L’Evangile
« Ne vous faites pas de souci pour demain » (Mt 6, 24-34)

Alléluia. Alléluia.
Jésus Christ s’est fait pauvre, lui qui était riche,
pour que vous deveniez riches par sa pauvreté.
Alléluia. (cf. 2 Co 8, 9)
Évangile de Jésus Christ selon saint Matthieu
En ce temps-là,
Jésus disait à ses disciples :
« Nul ne peut servir deux maîtres :
ou bien il haïra l’un et aimera l’autre,
ou bien il s’attachera à l’un et méprisera l’autre.
Vous ne pouvez pas servir à la fois Dieu et l’Argent.
C’est pourquoi je vous dis :
Ne vous souciez pas,
pour votre vie, de ce que vous mangerez,
ni, pour votre corps, de quoi vous le vêtirez.
La vie ne vaut-elle pas plus que la nourriture,
et le corps plus que les vêtements ?
Regardez les oiseaux du ciel :
ils ne font ni semailles ni moisson,
ils n’amassent pas dans des greniers,
et votre Père céleste les nourrit.
Vous-mêmes, ne valez-vous pas
beaucoup plus qu’eux ?
Qui d’entre vous, en se faisant du souci,
peut ajouter une coudée à la longueur de sa vie ?
Et au sujet des vêtements, pourquoi se faire tant de souci ?
Observez comment poussent les lis des champs :
ils ne travaillent pas, ils ne filent pas.

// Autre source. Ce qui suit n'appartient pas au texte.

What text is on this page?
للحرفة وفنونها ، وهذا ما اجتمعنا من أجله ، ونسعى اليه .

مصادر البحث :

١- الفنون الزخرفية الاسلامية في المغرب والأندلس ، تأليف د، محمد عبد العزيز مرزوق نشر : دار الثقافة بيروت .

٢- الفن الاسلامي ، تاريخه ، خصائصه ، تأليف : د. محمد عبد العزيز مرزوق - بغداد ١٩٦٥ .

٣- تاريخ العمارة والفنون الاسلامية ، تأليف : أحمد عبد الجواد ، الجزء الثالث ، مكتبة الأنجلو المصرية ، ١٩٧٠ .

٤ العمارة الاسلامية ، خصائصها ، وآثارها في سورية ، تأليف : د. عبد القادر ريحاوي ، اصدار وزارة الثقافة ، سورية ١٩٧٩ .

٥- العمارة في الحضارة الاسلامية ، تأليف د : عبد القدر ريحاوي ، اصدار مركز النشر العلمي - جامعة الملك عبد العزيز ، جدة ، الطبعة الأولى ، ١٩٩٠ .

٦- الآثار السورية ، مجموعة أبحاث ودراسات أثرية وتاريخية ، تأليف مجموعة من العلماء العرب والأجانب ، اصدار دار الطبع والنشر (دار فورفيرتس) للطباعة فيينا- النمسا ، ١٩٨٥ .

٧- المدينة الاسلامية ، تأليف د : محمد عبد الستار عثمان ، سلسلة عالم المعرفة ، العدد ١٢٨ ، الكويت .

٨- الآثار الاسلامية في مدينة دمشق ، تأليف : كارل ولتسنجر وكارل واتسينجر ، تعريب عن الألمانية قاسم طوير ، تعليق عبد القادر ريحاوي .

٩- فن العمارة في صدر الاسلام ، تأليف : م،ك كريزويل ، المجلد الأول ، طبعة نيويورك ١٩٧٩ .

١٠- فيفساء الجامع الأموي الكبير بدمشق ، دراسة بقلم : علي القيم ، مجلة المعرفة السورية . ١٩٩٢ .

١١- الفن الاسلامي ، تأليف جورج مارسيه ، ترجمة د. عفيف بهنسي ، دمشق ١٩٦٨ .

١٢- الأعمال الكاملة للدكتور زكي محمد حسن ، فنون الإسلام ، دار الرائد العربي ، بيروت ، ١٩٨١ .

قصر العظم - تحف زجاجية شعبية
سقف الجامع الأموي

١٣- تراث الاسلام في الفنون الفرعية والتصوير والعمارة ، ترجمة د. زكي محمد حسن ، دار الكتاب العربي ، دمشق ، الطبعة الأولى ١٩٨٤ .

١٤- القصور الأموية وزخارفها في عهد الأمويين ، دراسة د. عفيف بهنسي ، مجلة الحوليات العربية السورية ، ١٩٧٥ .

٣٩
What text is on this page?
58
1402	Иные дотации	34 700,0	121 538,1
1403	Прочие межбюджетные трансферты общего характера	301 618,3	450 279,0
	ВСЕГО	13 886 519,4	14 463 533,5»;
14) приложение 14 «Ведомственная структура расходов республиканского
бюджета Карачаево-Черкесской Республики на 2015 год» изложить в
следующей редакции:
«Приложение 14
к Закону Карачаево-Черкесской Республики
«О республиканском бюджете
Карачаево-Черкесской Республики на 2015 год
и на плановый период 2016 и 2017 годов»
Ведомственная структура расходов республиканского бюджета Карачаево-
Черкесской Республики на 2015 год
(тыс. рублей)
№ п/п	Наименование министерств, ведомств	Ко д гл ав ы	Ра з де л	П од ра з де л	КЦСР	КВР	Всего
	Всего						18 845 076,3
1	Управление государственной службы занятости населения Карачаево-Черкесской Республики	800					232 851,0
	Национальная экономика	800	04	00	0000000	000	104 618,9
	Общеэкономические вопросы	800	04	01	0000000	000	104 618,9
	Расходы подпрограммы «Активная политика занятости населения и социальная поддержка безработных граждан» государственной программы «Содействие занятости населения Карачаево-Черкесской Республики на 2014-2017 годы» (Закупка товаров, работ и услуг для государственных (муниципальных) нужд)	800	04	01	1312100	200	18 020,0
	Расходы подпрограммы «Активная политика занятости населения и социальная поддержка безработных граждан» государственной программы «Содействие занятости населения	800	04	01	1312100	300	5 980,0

Or je vous dis que Salomon lui-même, dans toute sa gloire,
n’était pas habillé comme l’un d’entre eux.
Si Dieu donne un tel vêtement à l’herbe des champs,
qui est là aujourd’hui,
et qui demain sera jetée au feu,
ne fera-t-il pas bien davantage pour vous,
hommes de peu de foi ?
Ne vous faites donc pas tant de souci ;
ne dites pas : “Qu’allons-nous manger ?”
ou bien : “Qu’allons-nous boire ?”
ou encore : “Avec quoi nous habiller ?”
Tout cela, les païens le recherchent.
Mais votre Père céleste sait que vous en avez besoin.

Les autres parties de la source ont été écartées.